Hi,
In <CAH5mb98Dq7ssrQq9n5yW3G1YznH=Q7VvOZ20uhG7Vxg33ZBLDg@mail.gmail.com>
"Re: Columnar format export in Postgres" on Thu, 13 Jun 2024 22:30:24 +0530,
Sushrut Shivaswamy <sushrut.shivaswamy@gmail.com> wrote:
> - To facilitate efficient querying it would help to export multiple
> parquet files for the table instead of a single file.
> Having multiple files allows queries to skip chunks if the key range in
> the chunk does not match query filter criteria.
> Even within a chunk it would help to be able to configure the size of a
> row group.
> - I'm not sure how these parameters will be exposed within `COPY TO`.

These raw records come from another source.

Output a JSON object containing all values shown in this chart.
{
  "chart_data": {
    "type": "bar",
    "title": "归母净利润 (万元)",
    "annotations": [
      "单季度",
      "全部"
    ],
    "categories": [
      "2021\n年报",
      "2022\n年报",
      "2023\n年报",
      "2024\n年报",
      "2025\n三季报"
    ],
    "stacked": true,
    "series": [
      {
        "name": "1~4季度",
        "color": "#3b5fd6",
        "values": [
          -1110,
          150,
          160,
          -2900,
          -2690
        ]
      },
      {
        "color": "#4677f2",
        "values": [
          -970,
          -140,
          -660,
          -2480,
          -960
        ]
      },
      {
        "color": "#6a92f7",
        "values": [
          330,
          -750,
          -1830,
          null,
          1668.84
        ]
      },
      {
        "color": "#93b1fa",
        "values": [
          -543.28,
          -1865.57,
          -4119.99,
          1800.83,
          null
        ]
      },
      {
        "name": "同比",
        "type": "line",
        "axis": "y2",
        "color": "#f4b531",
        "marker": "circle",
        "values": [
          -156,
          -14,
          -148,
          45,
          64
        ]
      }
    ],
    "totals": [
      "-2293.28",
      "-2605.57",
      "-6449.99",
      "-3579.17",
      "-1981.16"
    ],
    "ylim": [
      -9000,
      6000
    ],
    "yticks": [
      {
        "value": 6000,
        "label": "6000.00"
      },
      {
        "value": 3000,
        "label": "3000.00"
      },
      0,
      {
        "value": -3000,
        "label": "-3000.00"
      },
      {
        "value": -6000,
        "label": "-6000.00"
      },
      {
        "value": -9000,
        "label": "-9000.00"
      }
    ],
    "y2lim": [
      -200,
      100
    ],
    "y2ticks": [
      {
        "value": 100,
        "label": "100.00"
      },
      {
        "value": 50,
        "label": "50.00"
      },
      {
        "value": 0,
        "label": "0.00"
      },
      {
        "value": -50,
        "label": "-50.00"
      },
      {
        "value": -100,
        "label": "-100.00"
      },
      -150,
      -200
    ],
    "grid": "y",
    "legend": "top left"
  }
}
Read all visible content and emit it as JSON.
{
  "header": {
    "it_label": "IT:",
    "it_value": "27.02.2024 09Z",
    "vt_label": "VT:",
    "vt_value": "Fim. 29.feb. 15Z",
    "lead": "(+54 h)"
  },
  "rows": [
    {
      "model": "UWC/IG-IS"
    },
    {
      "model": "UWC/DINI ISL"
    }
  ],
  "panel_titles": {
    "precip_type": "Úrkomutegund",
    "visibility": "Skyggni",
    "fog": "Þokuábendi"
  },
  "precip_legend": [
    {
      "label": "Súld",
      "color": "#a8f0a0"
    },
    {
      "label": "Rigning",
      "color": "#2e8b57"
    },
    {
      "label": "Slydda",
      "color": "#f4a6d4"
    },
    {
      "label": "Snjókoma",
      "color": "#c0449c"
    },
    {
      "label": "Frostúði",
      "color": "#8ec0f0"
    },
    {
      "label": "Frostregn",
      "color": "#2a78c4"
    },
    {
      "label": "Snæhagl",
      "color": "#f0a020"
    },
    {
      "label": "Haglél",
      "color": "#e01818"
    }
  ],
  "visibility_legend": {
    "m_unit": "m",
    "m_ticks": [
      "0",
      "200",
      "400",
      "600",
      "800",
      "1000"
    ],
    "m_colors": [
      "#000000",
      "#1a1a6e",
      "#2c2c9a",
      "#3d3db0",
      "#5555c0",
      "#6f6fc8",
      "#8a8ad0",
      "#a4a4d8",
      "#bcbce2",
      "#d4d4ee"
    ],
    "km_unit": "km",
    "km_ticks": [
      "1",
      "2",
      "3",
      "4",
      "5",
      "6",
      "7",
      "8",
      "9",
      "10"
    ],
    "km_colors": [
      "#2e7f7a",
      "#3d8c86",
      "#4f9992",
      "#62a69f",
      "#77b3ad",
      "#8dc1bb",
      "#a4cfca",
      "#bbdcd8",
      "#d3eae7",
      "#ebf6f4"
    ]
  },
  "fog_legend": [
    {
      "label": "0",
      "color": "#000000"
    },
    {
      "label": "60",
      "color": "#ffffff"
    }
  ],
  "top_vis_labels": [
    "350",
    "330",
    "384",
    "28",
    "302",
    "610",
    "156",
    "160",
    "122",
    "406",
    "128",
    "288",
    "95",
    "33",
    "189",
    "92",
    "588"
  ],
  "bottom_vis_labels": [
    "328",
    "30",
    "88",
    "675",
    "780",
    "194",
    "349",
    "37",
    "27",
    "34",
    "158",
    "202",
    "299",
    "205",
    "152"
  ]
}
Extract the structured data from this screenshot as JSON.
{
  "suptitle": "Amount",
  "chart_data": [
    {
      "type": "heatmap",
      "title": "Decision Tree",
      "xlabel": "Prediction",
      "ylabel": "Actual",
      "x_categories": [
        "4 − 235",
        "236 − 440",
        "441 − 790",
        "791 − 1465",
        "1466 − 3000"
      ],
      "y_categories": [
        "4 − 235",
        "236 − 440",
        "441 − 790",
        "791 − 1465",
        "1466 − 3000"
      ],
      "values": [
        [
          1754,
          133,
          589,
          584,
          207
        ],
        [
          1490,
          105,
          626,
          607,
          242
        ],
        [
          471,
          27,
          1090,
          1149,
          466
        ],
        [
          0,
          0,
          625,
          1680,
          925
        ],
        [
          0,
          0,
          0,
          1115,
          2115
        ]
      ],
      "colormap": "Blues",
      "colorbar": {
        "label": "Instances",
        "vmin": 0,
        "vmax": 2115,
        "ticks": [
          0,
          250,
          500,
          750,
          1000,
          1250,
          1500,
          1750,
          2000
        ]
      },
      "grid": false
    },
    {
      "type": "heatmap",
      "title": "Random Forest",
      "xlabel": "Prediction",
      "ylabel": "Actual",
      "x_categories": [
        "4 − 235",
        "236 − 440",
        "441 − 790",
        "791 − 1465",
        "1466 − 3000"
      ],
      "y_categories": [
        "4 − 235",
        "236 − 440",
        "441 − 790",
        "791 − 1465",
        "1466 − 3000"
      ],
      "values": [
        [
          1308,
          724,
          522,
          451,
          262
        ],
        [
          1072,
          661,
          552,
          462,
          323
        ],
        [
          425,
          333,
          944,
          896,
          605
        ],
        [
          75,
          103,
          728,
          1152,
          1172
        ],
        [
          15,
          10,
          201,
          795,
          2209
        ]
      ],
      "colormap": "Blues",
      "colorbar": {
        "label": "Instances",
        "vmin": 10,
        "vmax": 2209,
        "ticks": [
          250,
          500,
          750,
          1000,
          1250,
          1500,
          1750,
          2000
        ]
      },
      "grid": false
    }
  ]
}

> Or maybe the extension implementing the `COPY TO` handler will
> allow this configuration?
Yes. But adding support for custom COPY TO options is
out-of-scope in the first version. We will focus on only the
minimal features in the first version. We can improve it
later based on use-cases.
See also: https://www.postgresql.org/message-id/20240131.141122.279551156957581322.kou%40clear-code.com
> - Regarding using file_fdw to read Apache Arrow and Apache Parquet file
> because file_fdw is based on COPY FROM:
> - I'm not too clear on this. file_fdw seems to allow creating a table
> from data on disk exported using COPY TO.
Correct.
> But is the newly created table still using the data on disk(maybe in
> columnar format or csv) or is it just reading that data to create a row
> based table.
The former.
> I'm not aware of any capability in the postgres planner to read
> columnar files currently without using an extension like parquet_fdw.
Correct. We still need another approach such as parquet_fdw
with the COPY format extensible feature to optimize query
against Apache Parquet data. file_fdw can just read Apache
Parquet data by SELECT. Sorry for confusing you.
Thanks,
--
kou